The data will be held by and distributed from the European Bioinformatics Institute (EBI) near Cambridge, UK and the National Center for Biotechnology Information (NCBI) in the USA.
The 1000 Genomes Project will use samples from volunteer donors who gave informed consent for their DNA to be analyzed and placed in public databases. NHGRI established extensive and careful ethical procedures for previous projects, such as the HapMap.

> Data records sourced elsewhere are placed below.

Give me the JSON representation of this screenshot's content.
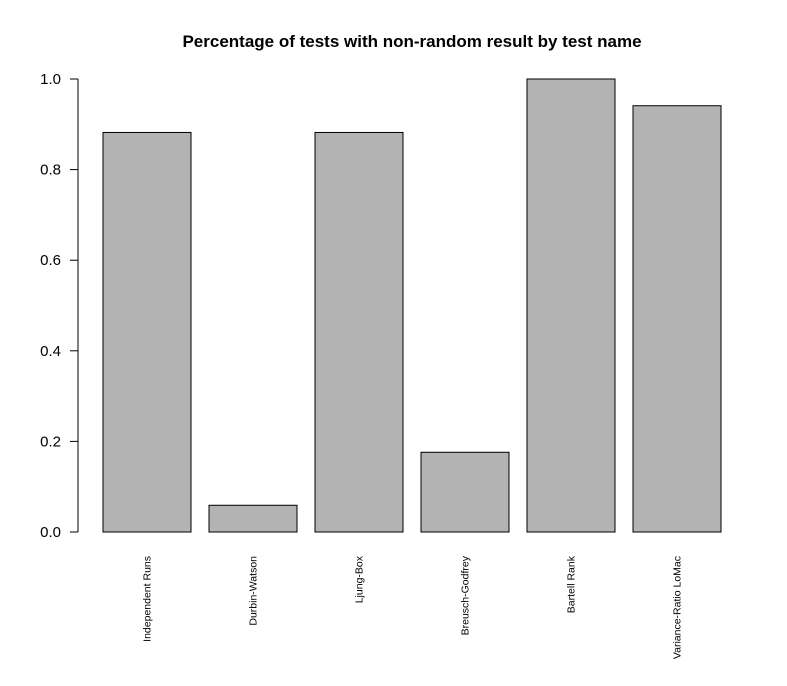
{
  "chart_data": {
    "type": "bar",
    "title": "Percentage of tests with non-random result by test name",
    "xlabel": "",
    "ylabel": "",
    "categories": [
      "Independent Runs",
      "Durbin-Watson",
      "Ljung-Box",
      "Breusch-Godfrey",
      "Bartell Rank",
      "Variance-Ratio LoMac"
    ],
    "values": [
      0.882,
      0.059,
      0.882,
      0.176,
      1.0,
      0.941
    ],
    "ylim": [
      0,
      1
    ],
    "yticks": [
      0.0,
      0.2,
      0.4,
      0.6,
      0.8,
      1.0
    ],
    "ytick_labels": [
      "0.0",
      "0.2",
      "0.4",
      "0.6",
      "0.8",
      "1.0"
    ],
    "grid": false,
    "legend": "none",
    "colors": {
      "bar_fill": "#b3b3b3",
      "bar_stroke": "#000000",
      "axis": "#000000"
    }
  }
}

The first thousand samples for the 1000 Genomes Project will come from those used for the HapMap and from additional samples in the extended HapMap set, which used the same collection processes. Populations from Africa, Asia, America and Europe are included.
“The scale of the 1000 Genomes Project is ambitious, but it is essential for building on the important work carried out since the Human Genome Project,” says Dr Alan Schafer, Head of Molecular and Physiological Sciences at the Wellcome Trust.
“It is clear that as humans, we differ from each other genetically by only a small fraction, yet this is enough to cause variation in human health and disease. By studying this many people, we aim to generate a comprehensive catalogue of variation that will facilitate identification of the disease related variation.”
The detailed map of human genetic variation will be used by many researchers seeking to relate genetic variation to particular diseases.
In turn, such research will lay the groundwork for the personal genomics era of medicine, in which people routinely will have their genomes sequenced to predict their individual risks of disease and response to drugs.